Reputation: 42
I found a way to get the number I need, but I was hoping to get some input on how to accomplish it in a less cumbersome way. I need a running total of transactions to date in order to make it into a plotly plot. The data I have only includes a few columns: id, date, and amount. Here's the code I have so far:
fy20 = pd.read_excel('./data/transactions.xlsx', parse_dates=['date'])
def daily_money(df):
df = df.groupby('date').amount.sum()
df = df.groupby(df.index.day).cumsum()
df = df.cumsum().to_frame().reset_index()
return df
fy20 = daily_money(fy20)
This appears to accomplish the goal, but it seems like there must be a simpler way. Please let me know if you have any suggestions on how to simplify this.
Upvotes: 0
Views: 974
Reputation: 4263
It looks to me like this should work:
df.groupby('date')['amount'].sum().cumsum()

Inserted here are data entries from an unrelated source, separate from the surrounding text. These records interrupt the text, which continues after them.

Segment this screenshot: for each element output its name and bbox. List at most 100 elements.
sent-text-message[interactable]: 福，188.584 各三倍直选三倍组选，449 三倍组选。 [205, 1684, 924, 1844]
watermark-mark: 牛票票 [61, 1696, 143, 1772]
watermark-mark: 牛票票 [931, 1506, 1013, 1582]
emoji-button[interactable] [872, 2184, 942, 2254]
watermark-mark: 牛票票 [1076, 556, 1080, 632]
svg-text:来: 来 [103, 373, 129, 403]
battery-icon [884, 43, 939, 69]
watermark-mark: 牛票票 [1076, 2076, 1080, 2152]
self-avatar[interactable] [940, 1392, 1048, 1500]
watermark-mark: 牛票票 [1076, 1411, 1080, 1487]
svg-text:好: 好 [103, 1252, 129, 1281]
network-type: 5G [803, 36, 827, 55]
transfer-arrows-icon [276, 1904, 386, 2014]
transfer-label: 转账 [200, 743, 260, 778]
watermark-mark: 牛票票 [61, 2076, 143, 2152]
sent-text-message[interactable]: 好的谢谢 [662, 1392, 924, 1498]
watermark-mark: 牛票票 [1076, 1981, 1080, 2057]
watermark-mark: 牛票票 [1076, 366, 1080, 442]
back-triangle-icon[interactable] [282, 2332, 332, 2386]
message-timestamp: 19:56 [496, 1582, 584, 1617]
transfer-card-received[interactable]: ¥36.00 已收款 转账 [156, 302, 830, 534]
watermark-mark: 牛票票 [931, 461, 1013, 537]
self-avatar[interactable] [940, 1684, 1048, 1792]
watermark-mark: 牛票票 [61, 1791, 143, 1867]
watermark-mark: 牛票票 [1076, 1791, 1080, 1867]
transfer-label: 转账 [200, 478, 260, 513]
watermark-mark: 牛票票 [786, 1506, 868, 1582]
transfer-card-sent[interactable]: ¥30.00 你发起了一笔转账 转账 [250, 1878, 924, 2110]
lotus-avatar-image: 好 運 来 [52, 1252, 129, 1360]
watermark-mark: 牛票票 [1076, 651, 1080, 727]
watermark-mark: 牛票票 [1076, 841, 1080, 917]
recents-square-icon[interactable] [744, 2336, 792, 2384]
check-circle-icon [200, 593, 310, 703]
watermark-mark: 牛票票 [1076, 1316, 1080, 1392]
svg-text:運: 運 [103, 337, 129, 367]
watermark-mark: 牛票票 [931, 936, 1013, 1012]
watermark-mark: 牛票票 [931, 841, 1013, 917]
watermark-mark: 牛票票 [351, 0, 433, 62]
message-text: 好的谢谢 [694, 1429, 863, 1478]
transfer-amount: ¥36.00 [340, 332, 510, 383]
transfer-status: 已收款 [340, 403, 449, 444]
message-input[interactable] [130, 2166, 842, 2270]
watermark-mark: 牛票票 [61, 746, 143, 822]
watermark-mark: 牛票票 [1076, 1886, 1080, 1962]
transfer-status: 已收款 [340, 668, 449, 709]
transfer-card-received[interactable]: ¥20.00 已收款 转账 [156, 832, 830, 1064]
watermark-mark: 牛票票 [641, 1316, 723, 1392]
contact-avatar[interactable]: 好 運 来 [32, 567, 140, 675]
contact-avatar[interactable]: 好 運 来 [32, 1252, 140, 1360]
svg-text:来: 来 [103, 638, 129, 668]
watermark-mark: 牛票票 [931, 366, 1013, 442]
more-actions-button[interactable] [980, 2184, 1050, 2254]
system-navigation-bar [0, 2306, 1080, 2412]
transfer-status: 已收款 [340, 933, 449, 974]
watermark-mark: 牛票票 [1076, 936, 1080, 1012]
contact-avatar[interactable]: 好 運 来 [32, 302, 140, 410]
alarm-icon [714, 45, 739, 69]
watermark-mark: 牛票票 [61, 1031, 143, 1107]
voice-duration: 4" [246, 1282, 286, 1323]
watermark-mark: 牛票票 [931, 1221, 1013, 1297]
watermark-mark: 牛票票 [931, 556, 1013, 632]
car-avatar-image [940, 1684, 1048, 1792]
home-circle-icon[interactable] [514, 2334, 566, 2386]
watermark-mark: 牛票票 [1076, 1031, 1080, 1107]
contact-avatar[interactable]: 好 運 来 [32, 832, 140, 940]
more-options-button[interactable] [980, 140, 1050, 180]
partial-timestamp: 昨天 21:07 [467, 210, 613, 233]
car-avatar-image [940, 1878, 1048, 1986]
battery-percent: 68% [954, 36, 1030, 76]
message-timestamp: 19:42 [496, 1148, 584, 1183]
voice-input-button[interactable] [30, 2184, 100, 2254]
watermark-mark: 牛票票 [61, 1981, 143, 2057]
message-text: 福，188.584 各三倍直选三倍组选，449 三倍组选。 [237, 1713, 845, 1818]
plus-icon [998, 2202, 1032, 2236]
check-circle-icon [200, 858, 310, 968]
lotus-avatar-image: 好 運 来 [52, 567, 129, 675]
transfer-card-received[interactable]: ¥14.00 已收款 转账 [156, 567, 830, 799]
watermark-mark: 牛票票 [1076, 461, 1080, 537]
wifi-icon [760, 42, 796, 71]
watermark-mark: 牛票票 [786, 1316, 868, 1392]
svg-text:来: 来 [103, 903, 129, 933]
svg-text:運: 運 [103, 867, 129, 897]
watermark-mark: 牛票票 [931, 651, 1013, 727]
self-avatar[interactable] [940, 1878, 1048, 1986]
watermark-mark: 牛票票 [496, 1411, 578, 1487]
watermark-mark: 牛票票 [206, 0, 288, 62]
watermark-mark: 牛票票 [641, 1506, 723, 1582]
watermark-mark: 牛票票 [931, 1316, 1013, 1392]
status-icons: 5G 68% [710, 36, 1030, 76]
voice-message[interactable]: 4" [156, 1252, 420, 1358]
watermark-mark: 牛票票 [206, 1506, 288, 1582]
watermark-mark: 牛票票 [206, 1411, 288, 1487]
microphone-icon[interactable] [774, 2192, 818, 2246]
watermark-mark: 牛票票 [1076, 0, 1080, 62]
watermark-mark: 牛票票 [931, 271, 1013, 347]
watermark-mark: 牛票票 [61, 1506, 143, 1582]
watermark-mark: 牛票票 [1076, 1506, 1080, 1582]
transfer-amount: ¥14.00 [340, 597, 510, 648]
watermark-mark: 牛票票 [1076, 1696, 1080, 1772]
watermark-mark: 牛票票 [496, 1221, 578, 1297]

This works because DataFrame.groupby automatically sorts by the group keys, so the cumulative sum is already looking at the data it needs.
If you want it as a DataFrame with a new index instead of a Series, you can just use Series.reset_index
, which converts the series to a DataFrame first, but unless you need the date as a normal column (rather than the index) later, you don't need to do that.
Upvotes: 1